Your company just became a meme stock. Do nothing.
Let’s say you’re the Chief Communications Officer for a company whose equity just became a meme stock — that is, a company that’s achieved sudden fanatical support among retail investors on Reddit, Discord, and other online public forums.
Your share price is reaching new heights at an alarming rate. Redditors are saying you’re misunderstood by hedge funds and institutional investors. Your board of directors, composed of people who aren’t active on Discord servers let alone aware of what one is, are completely puzzled by what’s occurring and who’s driving it. Your employees are watching on, getting questions from their friends and family, and — if they’re equity holders — running numbers in their heads about their own returns. Bloomberg, CNBC, the Wall Street Journal, and the rest of the financial media are banging down your door.
As the communications leader, your management team is looking to you to plot a path forward through a situation with little precedent.
Should the company try and take advantage of the moment to grab media attention and educate the market on its business? Should your CEO Tweet back to the celebrity investor who posted a screenshot of their trade confirmation accompanied by a string of rocketship emojis?
Or do you try and remind investors and the public about your fundamentals and reiterate guidance in the hope of reducing volatility and stabilizing the stock? Perhaps announce an investor day to present your long-term plan?

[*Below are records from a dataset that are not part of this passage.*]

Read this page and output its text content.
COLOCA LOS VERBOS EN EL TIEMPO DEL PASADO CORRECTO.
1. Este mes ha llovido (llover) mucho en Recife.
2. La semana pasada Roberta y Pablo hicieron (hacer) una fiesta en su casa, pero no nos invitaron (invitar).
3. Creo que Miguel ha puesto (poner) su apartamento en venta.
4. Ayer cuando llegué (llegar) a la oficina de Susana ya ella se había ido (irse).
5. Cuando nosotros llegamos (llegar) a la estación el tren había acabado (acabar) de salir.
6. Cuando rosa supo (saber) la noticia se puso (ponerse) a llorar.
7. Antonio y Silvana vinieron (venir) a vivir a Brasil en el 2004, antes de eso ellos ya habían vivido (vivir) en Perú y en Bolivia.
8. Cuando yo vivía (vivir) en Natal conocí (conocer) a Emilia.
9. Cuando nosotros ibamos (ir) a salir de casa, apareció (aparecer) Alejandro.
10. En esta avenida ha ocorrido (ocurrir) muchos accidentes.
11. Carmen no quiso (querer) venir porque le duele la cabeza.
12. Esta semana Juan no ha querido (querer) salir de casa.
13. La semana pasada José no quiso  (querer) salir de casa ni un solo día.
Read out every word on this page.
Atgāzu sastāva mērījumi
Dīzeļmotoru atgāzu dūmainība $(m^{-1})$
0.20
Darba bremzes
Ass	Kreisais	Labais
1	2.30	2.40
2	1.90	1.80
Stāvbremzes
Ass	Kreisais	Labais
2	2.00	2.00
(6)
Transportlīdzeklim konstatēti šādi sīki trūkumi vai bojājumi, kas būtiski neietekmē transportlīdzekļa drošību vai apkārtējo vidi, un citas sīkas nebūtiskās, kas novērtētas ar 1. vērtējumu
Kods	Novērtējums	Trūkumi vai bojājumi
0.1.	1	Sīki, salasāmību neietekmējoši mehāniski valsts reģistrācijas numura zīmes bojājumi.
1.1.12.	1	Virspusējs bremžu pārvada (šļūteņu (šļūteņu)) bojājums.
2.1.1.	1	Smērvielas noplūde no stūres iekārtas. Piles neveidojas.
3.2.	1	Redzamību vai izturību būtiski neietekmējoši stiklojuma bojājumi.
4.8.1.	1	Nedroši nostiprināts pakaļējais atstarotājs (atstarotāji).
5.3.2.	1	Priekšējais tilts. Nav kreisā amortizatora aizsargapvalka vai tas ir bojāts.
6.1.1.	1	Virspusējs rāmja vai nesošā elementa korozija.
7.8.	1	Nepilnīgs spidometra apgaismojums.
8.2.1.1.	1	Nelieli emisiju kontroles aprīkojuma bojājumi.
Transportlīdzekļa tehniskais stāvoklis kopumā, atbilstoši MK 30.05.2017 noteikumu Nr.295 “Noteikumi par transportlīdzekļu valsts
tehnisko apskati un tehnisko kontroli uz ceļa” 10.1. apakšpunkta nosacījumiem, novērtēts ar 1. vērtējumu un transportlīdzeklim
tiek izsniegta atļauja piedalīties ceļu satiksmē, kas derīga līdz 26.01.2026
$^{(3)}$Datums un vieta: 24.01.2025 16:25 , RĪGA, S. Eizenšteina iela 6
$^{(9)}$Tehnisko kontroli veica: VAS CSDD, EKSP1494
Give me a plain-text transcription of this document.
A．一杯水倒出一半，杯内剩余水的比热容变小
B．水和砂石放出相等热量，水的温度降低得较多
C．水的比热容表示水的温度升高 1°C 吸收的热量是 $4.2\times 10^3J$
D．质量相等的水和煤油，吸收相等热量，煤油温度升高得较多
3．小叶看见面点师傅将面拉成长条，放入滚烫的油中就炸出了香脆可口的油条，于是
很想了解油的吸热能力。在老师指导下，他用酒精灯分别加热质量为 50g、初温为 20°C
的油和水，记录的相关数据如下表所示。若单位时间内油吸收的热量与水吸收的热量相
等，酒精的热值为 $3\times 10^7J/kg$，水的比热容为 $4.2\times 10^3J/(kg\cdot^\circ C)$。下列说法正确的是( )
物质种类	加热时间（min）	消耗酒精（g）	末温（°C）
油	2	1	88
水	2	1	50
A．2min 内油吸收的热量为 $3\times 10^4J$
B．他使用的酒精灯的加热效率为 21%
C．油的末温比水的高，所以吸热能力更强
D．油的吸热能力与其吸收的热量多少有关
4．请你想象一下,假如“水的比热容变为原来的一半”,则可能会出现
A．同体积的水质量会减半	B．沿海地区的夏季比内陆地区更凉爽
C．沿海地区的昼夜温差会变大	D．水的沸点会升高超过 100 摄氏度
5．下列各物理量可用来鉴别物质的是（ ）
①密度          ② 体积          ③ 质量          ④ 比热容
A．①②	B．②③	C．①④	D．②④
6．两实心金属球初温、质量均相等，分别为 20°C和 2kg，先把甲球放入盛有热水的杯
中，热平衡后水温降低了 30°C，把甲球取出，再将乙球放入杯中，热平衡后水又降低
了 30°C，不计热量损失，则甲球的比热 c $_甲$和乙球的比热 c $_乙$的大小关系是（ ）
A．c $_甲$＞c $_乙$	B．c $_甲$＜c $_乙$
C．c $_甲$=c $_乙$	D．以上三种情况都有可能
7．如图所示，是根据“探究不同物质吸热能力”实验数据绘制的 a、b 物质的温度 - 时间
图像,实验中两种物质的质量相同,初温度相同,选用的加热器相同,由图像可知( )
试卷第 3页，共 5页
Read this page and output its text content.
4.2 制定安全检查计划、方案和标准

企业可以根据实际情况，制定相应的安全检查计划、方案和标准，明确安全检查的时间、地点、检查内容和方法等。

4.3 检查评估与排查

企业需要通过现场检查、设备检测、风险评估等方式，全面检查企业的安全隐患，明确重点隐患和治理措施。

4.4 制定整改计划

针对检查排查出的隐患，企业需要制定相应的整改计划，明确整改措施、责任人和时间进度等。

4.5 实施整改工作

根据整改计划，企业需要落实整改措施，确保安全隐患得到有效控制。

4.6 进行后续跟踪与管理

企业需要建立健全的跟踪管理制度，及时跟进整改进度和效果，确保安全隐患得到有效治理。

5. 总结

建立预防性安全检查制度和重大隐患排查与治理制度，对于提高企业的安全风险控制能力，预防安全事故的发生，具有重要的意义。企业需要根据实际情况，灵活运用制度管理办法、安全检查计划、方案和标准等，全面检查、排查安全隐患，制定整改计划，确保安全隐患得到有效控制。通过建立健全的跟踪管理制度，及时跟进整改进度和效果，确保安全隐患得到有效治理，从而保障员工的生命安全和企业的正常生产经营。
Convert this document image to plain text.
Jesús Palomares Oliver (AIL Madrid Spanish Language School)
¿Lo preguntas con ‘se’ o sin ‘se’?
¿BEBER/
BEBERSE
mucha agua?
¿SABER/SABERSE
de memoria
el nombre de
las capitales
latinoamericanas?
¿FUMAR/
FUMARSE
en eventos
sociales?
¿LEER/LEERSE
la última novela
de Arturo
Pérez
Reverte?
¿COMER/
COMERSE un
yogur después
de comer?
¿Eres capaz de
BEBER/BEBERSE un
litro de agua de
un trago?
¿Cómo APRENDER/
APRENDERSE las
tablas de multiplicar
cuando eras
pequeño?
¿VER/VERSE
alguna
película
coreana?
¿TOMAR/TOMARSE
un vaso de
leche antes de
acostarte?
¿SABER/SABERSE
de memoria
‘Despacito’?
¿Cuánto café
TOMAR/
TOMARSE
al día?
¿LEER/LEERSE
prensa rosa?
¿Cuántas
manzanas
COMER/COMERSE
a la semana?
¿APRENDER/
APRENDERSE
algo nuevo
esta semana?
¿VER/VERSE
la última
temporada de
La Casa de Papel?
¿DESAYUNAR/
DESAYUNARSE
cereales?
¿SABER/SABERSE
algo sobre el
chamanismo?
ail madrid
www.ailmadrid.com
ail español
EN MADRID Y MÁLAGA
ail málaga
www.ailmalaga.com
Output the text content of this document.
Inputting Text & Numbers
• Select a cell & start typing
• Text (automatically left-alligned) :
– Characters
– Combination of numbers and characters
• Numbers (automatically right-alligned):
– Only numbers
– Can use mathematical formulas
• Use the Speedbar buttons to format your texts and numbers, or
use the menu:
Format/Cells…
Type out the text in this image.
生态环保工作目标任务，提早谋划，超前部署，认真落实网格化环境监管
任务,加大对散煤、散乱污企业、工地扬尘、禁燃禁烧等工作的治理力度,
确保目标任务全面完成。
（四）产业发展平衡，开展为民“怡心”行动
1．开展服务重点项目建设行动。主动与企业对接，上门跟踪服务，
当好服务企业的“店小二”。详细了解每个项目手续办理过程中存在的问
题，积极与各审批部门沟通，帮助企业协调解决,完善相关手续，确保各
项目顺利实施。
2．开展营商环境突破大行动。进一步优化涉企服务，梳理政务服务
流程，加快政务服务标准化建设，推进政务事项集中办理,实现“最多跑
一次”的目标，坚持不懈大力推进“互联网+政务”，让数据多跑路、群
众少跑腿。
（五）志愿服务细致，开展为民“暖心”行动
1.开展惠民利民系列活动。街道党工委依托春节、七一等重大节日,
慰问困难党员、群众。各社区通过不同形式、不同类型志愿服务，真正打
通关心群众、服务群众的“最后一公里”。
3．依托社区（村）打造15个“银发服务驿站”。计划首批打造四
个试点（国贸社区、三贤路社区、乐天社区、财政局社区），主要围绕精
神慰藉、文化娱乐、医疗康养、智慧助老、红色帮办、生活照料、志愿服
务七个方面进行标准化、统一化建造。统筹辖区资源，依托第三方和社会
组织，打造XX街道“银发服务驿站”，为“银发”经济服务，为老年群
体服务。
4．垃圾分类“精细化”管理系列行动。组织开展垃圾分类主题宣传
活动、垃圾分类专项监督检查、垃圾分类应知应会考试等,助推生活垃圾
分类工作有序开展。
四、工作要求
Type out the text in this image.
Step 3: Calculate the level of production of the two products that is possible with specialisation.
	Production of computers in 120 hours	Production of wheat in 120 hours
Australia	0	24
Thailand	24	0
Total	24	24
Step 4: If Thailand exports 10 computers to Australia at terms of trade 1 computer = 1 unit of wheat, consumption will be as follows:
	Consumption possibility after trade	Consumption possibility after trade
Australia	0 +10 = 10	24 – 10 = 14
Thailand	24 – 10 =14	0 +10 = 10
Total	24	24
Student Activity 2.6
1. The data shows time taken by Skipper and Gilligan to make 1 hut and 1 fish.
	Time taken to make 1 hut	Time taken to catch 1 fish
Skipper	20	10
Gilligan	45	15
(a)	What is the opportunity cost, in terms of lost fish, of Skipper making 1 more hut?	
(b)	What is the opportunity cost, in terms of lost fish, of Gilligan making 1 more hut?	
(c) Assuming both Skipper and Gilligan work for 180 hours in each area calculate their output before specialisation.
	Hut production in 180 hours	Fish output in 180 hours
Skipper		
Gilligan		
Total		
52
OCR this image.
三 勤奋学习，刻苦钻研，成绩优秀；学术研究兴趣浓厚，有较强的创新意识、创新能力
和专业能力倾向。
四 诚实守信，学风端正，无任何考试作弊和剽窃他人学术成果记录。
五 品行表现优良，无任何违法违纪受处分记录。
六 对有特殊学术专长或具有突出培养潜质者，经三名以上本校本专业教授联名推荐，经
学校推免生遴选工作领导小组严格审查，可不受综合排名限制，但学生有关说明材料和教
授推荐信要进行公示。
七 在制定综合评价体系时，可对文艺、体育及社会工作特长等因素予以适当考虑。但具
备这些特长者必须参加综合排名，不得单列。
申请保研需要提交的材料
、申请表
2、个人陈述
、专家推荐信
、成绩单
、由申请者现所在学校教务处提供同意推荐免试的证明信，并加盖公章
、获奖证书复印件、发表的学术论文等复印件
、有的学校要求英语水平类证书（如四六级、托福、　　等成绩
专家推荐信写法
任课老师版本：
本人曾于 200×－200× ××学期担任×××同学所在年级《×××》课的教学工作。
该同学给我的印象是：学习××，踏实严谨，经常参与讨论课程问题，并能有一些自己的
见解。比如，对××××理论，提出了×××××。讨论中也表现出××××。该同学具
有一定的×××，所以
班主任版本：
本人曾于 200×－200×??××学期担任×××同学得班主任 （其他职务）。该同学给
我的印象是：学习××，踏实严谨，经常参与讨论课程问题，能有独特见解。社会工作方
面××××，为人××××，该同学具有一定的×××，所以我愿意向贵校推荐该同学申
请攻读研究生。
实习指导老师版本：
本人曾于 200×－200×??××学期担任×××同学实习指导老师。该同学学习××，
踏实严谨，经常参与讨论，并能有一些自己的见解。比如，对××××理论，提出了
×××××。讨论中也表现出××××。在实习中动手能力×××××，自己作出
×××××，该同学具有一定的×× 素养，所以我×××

And how do you give the board and employees a feeling management has its arms around what’s happening and where it’s going?
This is a lot to process, and there will be plenty of people inside and outside the building with strong opinions that you need to Do Something about your newfound bubble status.
Do the opposite.
Well, externally at least. Internal audiences — employees and board members — absolutely need your continuous dialogue explaining what’s happening, why it’s happening, and what you plan to do, or not do, about it. But trying to do anything else will complicate the situation even further and subject the company to additional potential reputational and legal risks.
Adopting an aggressive proactive media strategy may feel good, fire up your new supporters, and convey a sense that you’re taking the bull by the horns. What better time to do media than when the stock is ripping upward and potential customers are paying attention? It’s what you might do if you just reported a monster quarter.
But since you know the run-up is artificial — driven by short-term motivations and not a financial or strategic catalyst — you risk being seen as opportunistically adding fuel to a fire and losing credibility with investors once there’s a return to more normal trading conditions.
Trying to cool the market through comms also poses outsize risk. For one, it draws into question whether the company is acting in shareholders’ interest — or rather, which groups of shareholders it’s acting in the interests of. And if you believe shares are destined to return to more rational prices over time, do you need to aid it in doing so? All you’ll have done is make enemies of your new shareholders who are actively rooting for you and your strategy. You might get some plaudits from professional talking heads for being the adult in the room, but that credit won’t carry over when you report disappointing earnings in a future quarter.
And no matter whether you fan or douse the flames, you’re likely to trigger a shareholder lawsuit — to steal from Matt Levine, everything is securities fraud.
That’s what makes this scenario so fascinating. It’s the Kobayashi-Maru of corporate communications. Sometimes the only winning move is not to play.